Scotch producers predominantly use ex-Bourbon American White Oak barrels. While such barrels are common practice with the Rum producers, it is not a dictated restriction. For example, most French Rhum producers use French Limousin oak to age their products.
It has become quite common for distillers to mature and finish Whiskey in former Sherry and Cognac casks or Rum in different ex-Whiskey casks to introduce a nice twist to the flavor profile.
Why Do They Char and Toast the Wood?
Another aspect of the barrel that introduces different flavors is the level of charring. A lighter char or “toast” infuses more of the lighter wood flavors (tannins), most commonly applied to wine casks.
Darker chars bring out the caramel, vanilla, and mineral flavors usually associated with our favorite Spirits. The types of wood used for the barrel, the level of charring, and the amount of time the Spirit is matured, allows the blenders to be creative in offering new experiences to enthusiasts.
Location Matters - Where are Whiskey and Rum Matured?
We have detailed in another article the differences between Continental and Tropical maturing. When comparing Whiskey and Rum, it must be part of the discussion. The climate of the barrel and the way the liquid heats up and cools down controls the level of interaction between the Spirit and the wood.
The interaction is accelerated in tropical climates such as Florida, the Caribbean, Central, and South America, compared to cooler climates such as the central US or Scotland.
It is important to learn where a Spirit was matured to manage your expectations of the product and deciphering the age statement if there is one.
Whiskey vs. Rum Blending Process
Whiskey is usually bottled between 40 and 46% ABV, with rare bottlings going as high as 68% ABV.
Most Rums are bottled at 40% ABV, while some “spiced” Rums are blended as low as 37.5% ABV.
And don’t even get me started on the flavored Rum category. If you dive even deeper into the world of Rum, you’ll find expressions with ABV going as high as 80%, though they are rare.
The blender may use additives to “smooth” a Spirit, but it all comes down to the law. To ensure a consistent appearance of a product, they may add a flavorless caramel coloring (e150a), mostly used in Rum, Scotch, and a variety of other Whiskeys. It is, however, not allowed to add the coloring to Bourbons and Straight American Whiskeys.
Wrap it Up!
After the blending process is completed, the Spirit is bottled and packaged for distribution.

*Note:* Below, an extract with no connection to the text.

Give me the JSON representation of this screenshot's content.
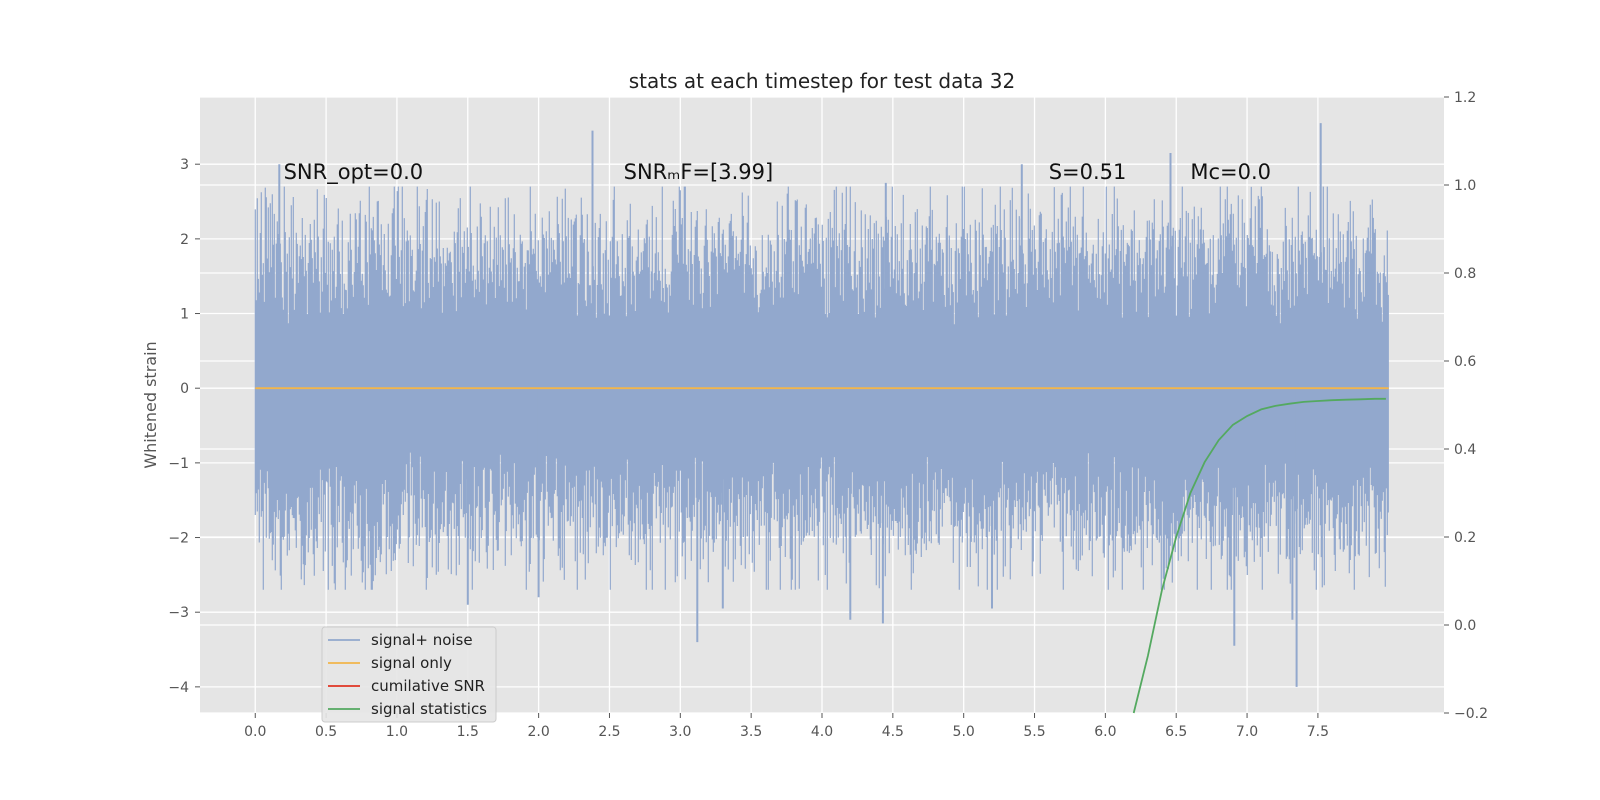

There are many great resources for your continued Spirits exploration. For example, Fred Minnick’s books Bourbon Curious and Rum Curious, or Davin de Kergommeaux’s book Canadian Whisky: The New Portable Expert. Professional and fan-based websites will also help you along your way.
If there is a particular Whiskey or Rum you’d like to explore further, I recommend going to distilleries and learn as much about the product as they are willing to share.
Who knows, maybe one day you may find yourself writing an article that guides your readers on their first steps in exploring and elevating their appreciation of these historic Spirits.